Walk-through of Modification to Gaggia Classic

(CAUTION All of the things that I describe in this walk-through are of my own doing and will have invalidated any warranty I have with Gaggia, I am fully aware of the risks and Hazards.  If you decide to try to replicate any of the described modifications you do so at your own risk and I cannot take any responsibility for your actions or any injuries, damage and any other outcome due to you performing the modifications and the risks you expose yourself to (Electricity, Water, High Temperature Metal))

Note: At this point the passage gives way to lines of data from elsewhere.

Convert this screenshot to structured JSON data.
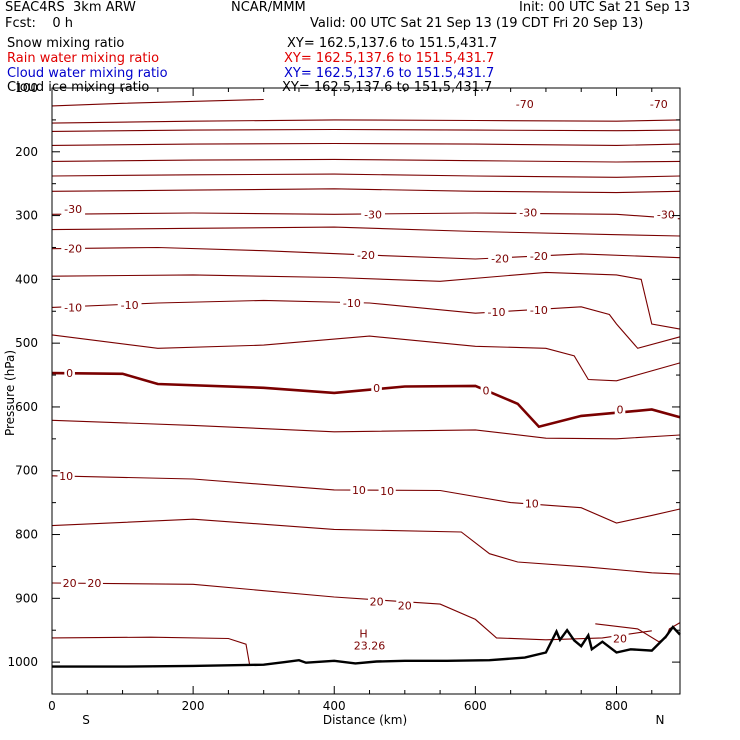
{
  "header": {
    "model": "SEAC4RS  3km ARW",
    "center": "NCAR/MMM",
    "init": "Init: 00 UTC Sat 21 Sep 13",
    "fcst": "Fcst:    0 h",
    "valid": "Valid: 00 UTC Sat 21 Sep 13 (19 CDT Fri 20 Sep 13)"
  },
  "fields": [
    {
      "name": "Snow mixing ratio",
      "xy": "XY= 162.5,137.6 to 151.5,431.7",
      "color": "#000000"
    },
    {
      "name": "Rain water mixing ratio",
      "xy": "XY= 162.5,137.6 to 151.5,431.7",
      "color": "#e00000"
    },
    {
      "name": "Cloud water mixing ratio",
      "xy": "XY= 162.5,137.6 to 151.5,431.7",
      "color": "#0000cc"
    },
    {
      "name": "Cloud ice mixing ratio",
      "xy": "XY= 162.5,137.6 to 151.5,431.7",
      "color": "#000000"
    }
  ],
  "colors": {
    "contour": "#7a0000",
    "terrain": "#000000",
    "axis": "#000000"
  },
  "chart_data": {
    "type": "contour",
    "xlabel": "Distance (km)",
    "ylabel": "Pressure (hPa)",
    "xlim": [
      0,
      890
    ],
    "ylim": [
      1050,
      100
    ],
    "x_ticks": [
      0,
      200,
      400,
      600,
      800
    ],
    "y_ticks": [
      100,
      200,
      300,
      400,
      500,
      600,
      700,
      800,
      900,
      1000
    ],
    "x_tick_labels": [
      "0",
      "200",
      "400",
      "600",
      "800"
    ],
    "y_tick_labels": [
      "100",
      "200",
      "300",
      "400",
      "500",
      "600",
      "700",
      "800",
      "900",
      "1000"
    ],
    "endpoint_labels": {
      "left": "S",
      "right": "N"
    },
    "max_marker": {
      "label": "H",
      "value": "23.26",
      "x": 450,
      "p": 990
    },
    "contour_labels": [
      {
        "text": "-70",
        "x": 670,
        "p": 125
      },
      {
        "text": "-70",
        "x": 860,
        "p": 125
      },
      {
        "text": "-30",
        "x": 30,
        "p": 290
      },
      {
        "text": "-30",
        "x": 455,
        "p": 298
      },
      {
        "text": "-30",
        "x": 675,
        "p": 295
      },
      {
        "text": "-30",
        "x": 870,
        "p": 298
      },
      {
        "text": "-20",
        "x": 30,
        "p": 352
      },
      {
        "text": "-20",
        "x": 445,
        "p": 362
      },
      {
        "text": "-20",
        "x": 635,
        "p": 367
      },
      {
        "text": "-20",
        "x": 690,
        "p": 363
      },
      {
        "text": "-10",
        "x": 30,
        "p": 444
      },
      {
        "text": "-10",
        "x": 110,
        "p": 440
      },
      {
        "text": "-10",
        "x": 425,
        "p": 437
      },
      {
        "text": "-10",
        "x": 630,
        "p": 451
      },
      {
        "text": "-10",
        "x": 690,
        "p": 448
      },
      {
        "text": "0",
        "x": 25,
        "p": 547
      },
      {
        "text": "0",
        "x": 460,
        "p": 570
      },
      {
        "text": "0",
        "x": 615,
        "p": 574
      },
      {
        "text": "0",
        "x": 805,
        "p": 604
      },
      {
        "text": "10",
        "x": 20,
        "p": 708
      },
      {
        "text": "10",
        "x": 435,
        "p": 730
      },
      {
        "text": "10",
        "x": 475,
        "p": 732
      },
      {
        "text": "10",
        "x": 680,
        "p": 751
      },
      {
        "text": "20",
        "x": 25,
        "p": 876
      },
      {
        "text": "20",
        "x": 60,
        "p": 876
      },
      {
        "text": "20",
        "x": 460,
        "p": 905
      },
      {
        "text": "20",
        "x": 500,
        "p": 911
      },
      {
        "text": "20",
        "x": 805,
        "p": 963
      }
    ],
    "contours": [
      {
        "level": "-80",
        "bold": false,
        "points": [
          [
            0,
            128
          ],
          [
            100,
            124
          ],
          [
            300,
            118
          ]
        ]
      },
      {
        "level": "-70",
        "bold": false,
        "points": [
          [
            0,
            155
          ],
          [
            200,
            152
          ],
          [
            400,
            150
          ],
          [
            600,
            151
          ],
          [
            800,
            152
          ],
          [
            890,
            150
          ]
        ]
      },
      {
        "level": "-70b",
        "bold": false,
        "points": [
          [
            0,
            168
          ],
          [
            200,
            166
          ],
          [
            400,
            165
          ],
          [
            600,
            166
          ],
          [
            800,
            167
          ],
          [
            890,
            166
          ]
        ]
      },
      {
        "level": "-60",
        "bold": false,
        "points": [
          [
            0,
            190
          ],
          [
            200,
            188
          ],
          [
            400,
            187
          ],
          [
            600,
            188
          ],
          [
            800,
            190
          ],
          [
            890,
            188
          ]
        ]
      },
      {
        "level": "-50",
        "bold": false,
        "points": [
          [
            0,
            215
          ],
          [
            200,
            213
          ],
          [
            400,
            212
          ],
          [
            600,
            214
          ],
          [
            800,
            216
          ],
          [
            890,
            215
          ]
        ]
      },
      {
        "level": "-40",
        "bold": false,
        "points": [
          [
            0,
            238
          ],
          [
            200,
            236
          ],
          [
            400,
            235
          ],
          [
            600,
            238
          ],
          [
            800,
            240
          ],
          [
            890,
            238
          ]
        ]
      },
      {
        "level": "-35",
        "bold": false,
        "points": [
          [
            0,
            262
          ],
          [
            200,
            260
          ],
          [
            400,
            258
          ],
          [
            600,
            262
          ],
          [
            800,
            264
          ],
          [
            890,
            262
          ]
        ]
      },
      {
        "level": "-30",
        "bold": false,
        "points": [
          [
            0,
            298
          ],
          [
            200,
            296
          ],
          [
            400,
            298
          ],
          [
            600,
            296
          ],
          [
            800,
            298
          ],
          [
            890,
            305
          ]
        ]
      },
      {
        "level": "-25",
        "bold": false,
        "points": [
          [
            0,
            322
          ],
          [
            200,
            320
          ],
          [
            400,
            318
          ],
          [
            600,
            325
          ],
          [
            800,
            330
          ],
          [
            890,
            332
          ]
        ]
      },
      {
        "level": "-20",
        "bold": false,
        "points": [
          [
            0,
            352
          ],
          [
            150,
            350
          ],
          [
            300,
            355
          ],
          [
            450,
            362
          ],
          [
            600,
            368
          ],
          [
            750,
            360
          ],
          [
            890,
            366
          ]
        ]
      },
      {
        "level": "-15",
        "bold": false,
        "points": [
          [
            0,
            395
          ],
          [
            200,
            393
          ],
          [
            400,
            397
          ],
          [
            550,
            403
          ],
          [
            700,
            389
          ],
          [
            800,
            393
          ],
          [
            835,
            400
          ],
          [
            850,
            470
          ],
          [
            890,
            478
          ]
        ]
      },
      {
        "level": "-10",
        "bold": false,
        "points": [
          [
            0,
            444
          ],
          [
            150,
            437
          ],
          [
            300,
            433
          ],
          [
            450,
            437
          ],
          [
            600,
            453
          ],
          [
            750,
            443
          ],
          [
            790,
            455
          ],
          [
            800,
            470
          ],
          [
            830,
            508
          ],
          [
            890,
            490
          ]
        ]
      },
      {
        "level": "-5",
        "bold": false,
        "points": [
          [
            0,
            487
          ],
          [
            150,
            508
          ],
          [
            300,
            503
          ],
          [
            450,
            489
          ],
          [
            600,
            505
          ],
          [
            700,
            508
          ],
          [
            740,
            520
          ],
          [
            760,
            557
          ],
          [
            800,
            559
          ],
          [
            890,
            531
          ]
        ]
      },
      {
        "level": "0",
        "bold": true,
        "points": [
          [
            0,
            547
          ],
          [
            100,
            548
          ],
          [
            150,
            564
          ],
          [
            300,
            570
          ],
          [
            400,
            578
          ],
          [
            500,
            568
          ],
          [
            600,
            567
          ],
          [
            660,
            595
          ],
          [
            690,
            631
          ],
          [
            750,
            614
          ],
          [
            850,
            604
          ],
          [
            890,
            616
          ]
        ]
      },
      {
        "level": "5",
        "bold": false,
        "points": [
          [
            0,
            621
          ],
          [
            200,
            629
          ],
          [
            400,
            639
          ],
          [
            600,
            636
          ],
          [
            700,
            649
          ],
          [
            800,
            650
          ],
          [
            890,
            644
          ]
        ]
      },
      {
        "level": "10",
        "bold": false,
        "points": [
          [
            0,
            708
          ],
          [
            200,
            713
          ],
          [
            400,
            730
          ],
          [
            550,
            731
          ],
          [
            650,
            750
          ],
          [
            750,
            758
          ],
          [
            800,
            782
          ],
          [
            850,
            770
          ],
          [
            890,
            760
          ]
        ]
      },
      {
        "level": "15",
        "bold": false,
        "points": [
          [
            0,
            786
          ],
          [
            200,
            776
          ],
          [
            400,
            792
          ],
          [
            580,
            796
          ],
          [
            620,
            830
          ],
          [
            660,
            843
          ],
          [
            760,
            851
          ],
          [
            850,
            860
          ],
          [
            890,
            862
          ]
        ]
      },
      {
        "level": "20",
        "bold": false,
        "points": [
          [
            0,
            876
          ],
          [
            200,
            878
          ],
          [
            400,
            898
          ],
          [
            550,
            909
          ],
          [
            600,
            933
          ],
          [
            630,
            962
          ],
          [
            700,
            965
          ],
          [
            780,
            962
          ],
          [
            850,
            951
          ]
        ]
      },
      {
        "level": "20b",
        "bold": false,
        "points": [
          [
            770,
            940
          ],
          [
            830,
            948
          ],
          [
            860,
            968
          ],
          [
            870,
            962
          ],
          [
            875,
            948
          ],
          [
            890,
            938
          ]
        ]
      },
      {
        "level": "25",
        "bold": false,
        "points": [
          [
            0,
            962
          ],
          [
            140,
            961
          ],
          [
            250,
            963
          ],
          [
            275,
            972
          ],
          [
            280,
            1004
          ]
        ]
      }
    ],
    "terrain": [
      [
        0,
        1007
      ],
      [
        100,
        1007
      ],
      [
        200,
        1006
      ],
      [
        300,
        1004
      ],
      [
        330,
        1000
      ],
      [
        350,
        997
      ],
      [
        360,
        1001
      ],
      [
        400,
        998
      ],
      [
        430,
        1002
      ],
      [
        460,
        999
      ],
      [
        500,
        998
      ],
      [
        560,
        998
      ],
      [
        620,
        997
      ],
      [
        670,
        993
      ],
      [
        700,
        985
      ],
      [
        715,
        952
      ],
      [
        720,
        965
      ],
      [
        730,
        950
      ],
      [
        740,
        966
      ],
      [
        750,
        975
      ],
      [
        760,
        958
      ],
      [
        765,
        980
      ],
      [
        780,
        968
      ],
      [
        800,
        985
      ],
      [
        820,
        980
      ],
      [
        850,
        982
      ],
      [
        870,
        960
      ],
      [
        880,
        945
      ],
      [
        890,
        957
      ]
    ]
  }
}
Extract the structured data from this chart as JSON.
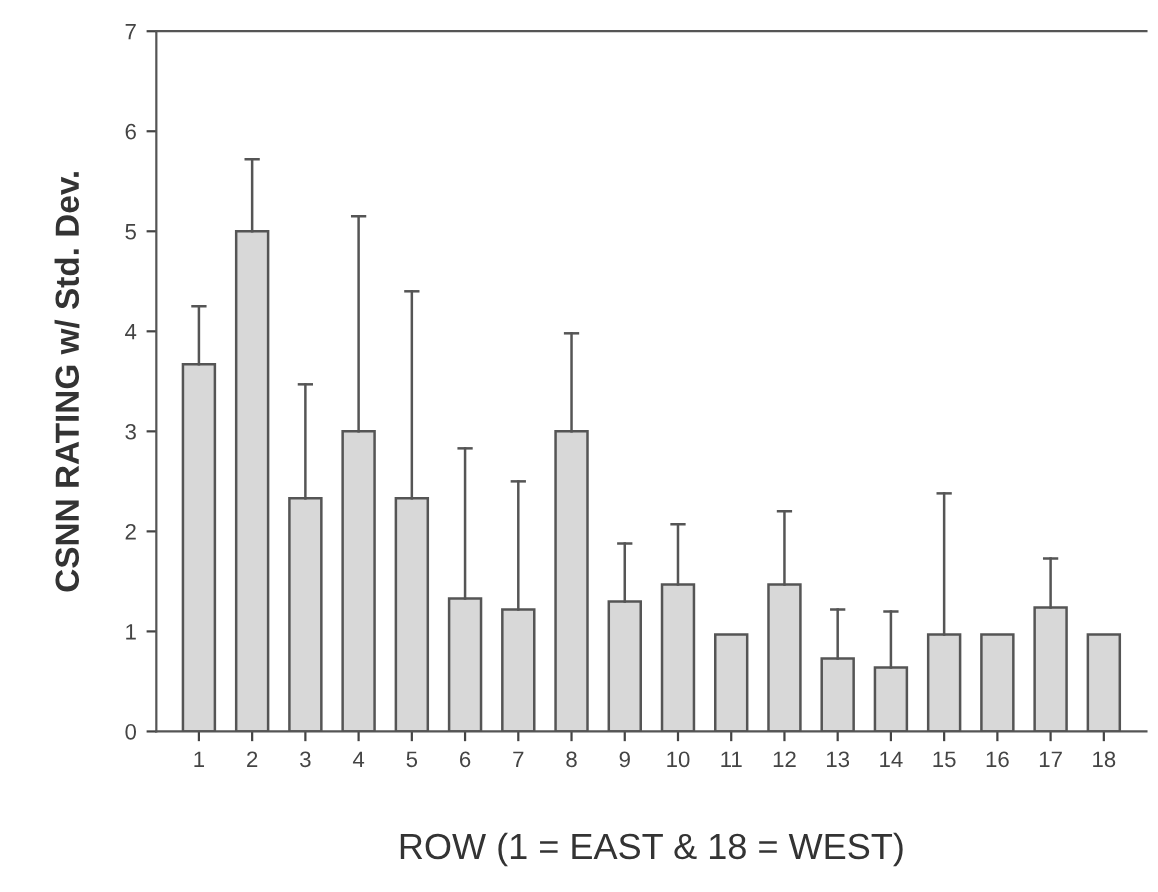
{
  "chart_data": {
    "type": "bar",
    "xlabel": "ROW (1 = EAST & 18 = WEST)",
    "ylabel": "CSNN RATING w/ Std. Dev.",
    "categories": [
      "1",
      "2",
      "3",
      "4",
      "5",
      "6",
      "7",
      "8",
      "9",
      "10",
      "11",
      "12",
      "13",
      "14",
      "15",
      "16",
      "17",
      "18"
    ],
    "values": [
      3.67,
      5.0,
      2.33,
      3.0,
      2.33,
      1.33,
      1.22,
      3.0,
      1.3,
      1.47,
      0.97,
      1.47,
      0.73,
      0.64,
      0.97,
      0.97,
      1.24,
      0.97
    ],
    "errors": [
      [
        3.67,
        4.25
      ],
      [
        5.0,
        5.72
      ],
      [
        2.33,
        3.47
      ],
      [
        3.0,
        5.15
      ],
      [
        2.33,
        4.4
      ],
      [
        1.33,
        2.83
      ],
      [
        1.22,
        2.5
      ],
      [
        3.0,
        3.98
      ],
      [
        1.3,
        1.88
      ],
      [
        1.47,
        2.07
      ],
      null,
      [
        1.47,
        2.2
      ],
      [
        0.73,
        1.22
      ],
      [
        0.64,
        1.2
      ],
      [
        0.97,
        2.38
      ],
      null,
      [
        1.24,
        1.73
      ],
      null
    ],
    "color": "#d8d8d8",
    "ylim": [
      0,
      7
    ],
    "yticks": [
      0,
      1,
      2,
      3,
      4,
      5,
      6,
      7
    ],
    "grid": false
  }
}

  1. Hopefully no one is reading this without knowing that this is purely an experiment and my Gaggia Classic is now an engineering toy.
  2. Ensure that the Gaggia Classic is disconnected from the Electricity supply and that the Machine is has been allowed to cool for 1 hour. (Machine gets to over 100 Degrees Celsius and can cause severe burning to skin.  Ideally only attempt after leaving machine off for several hours)
  3. Remove the lid to the Gaggia Classic by removing the two Philips Screws on the top
  4. Remove the Earth wire from the cover whilst lifting the cover away from the Main unit

    (Optical illusion here due to Stainless Steel, but remove clip by depressing the “tang” and pulling on the crimp)
  5. Locate the Over Pressure Valve (OPV), centre of the unit with rubber tube, for return, leaving through the top and high pressure line from pump entering from the left through red Bung (as viewed from rear of Gaggia Classic)
  6. Remove the Overflow tube from the top of the OPV, do not try to touch any other tube.
  7. Using 17mm socket or 17mm Spanner, carefully remove the the OPV cover by unscrewing Anti-clockwise (CAUTION: The 17mm head is made from soft metal and using a spanner may lead to damage to the Nut head)
  8. Here is the OPV with the Adjustable 5mm Hex pressure control visible, there will be water present
  9. Insert the 5mm Hex key and turn the Anticlockwise 270 degrees.  (This was a setting initially found after trawling the forums, some further tinkering can be done if this initial setting is not enough)
  10. Now perform the actions in reverse to put the Gaggia Classic back together, remembering to connect the overflow tube onto the OPV
  11. Reconnect the Earth lead to the cover and replace the cover onto the Gaggia Classic
  12. Test the machine by reconnecting the Electrical supply and trying to pull a shot

Observations / Comments

  1.  I have performed the modification on the commonly posted 270 Degree’s anti-clockwise technique.  I have not used a pressure gauge.
  2. However, I have tested using the flow technique.  This involves putting the overflow from the OPV into an empty glass and measuring the amount of flow over 30 seconds with the Portafilter blanked (i.e. blocked)  To block the portafilter, either get a special portafilter or press the steam button which actuates the 3 way valve and perform the same function.  This is not perfect, because each valve and pump combination will have differing overflow volumes.  You are looking for ~125ml in 30 seconds.
  3. When I got close to these values I then tested the espresso by pulling a shot and checking it’s formation and flow.


The modification has made a phenomenal difference to the taste of my espresso shots and I have been getting far better flavour and consistency.  Also my pour is taking around 25 seconds rather than 15 before.

I’m using very fresh beans, 1 week since roasting, and still have the MDF set to the lowest setting, this has surprised me, however if I don’t I get horrid espresso.  (I get the feeling this is where my next research should be focussed)

This did take numerous tweaks of the OPV valve and I think I ended up nearly 400 degree’s anti-clockwise of the factory setting point.  Each valve will be different due to the pump, valve combinations.

I have been very poor in my measuring of pressure and I know that I may well not be getting 9 Bar.  Therefore I will have to modify my portafilter and measure the pressure at the Brew Head to find anymore improvements.

Overall it’s been a fun experience and my espresso has improved.  Within a few more years I may get good at it.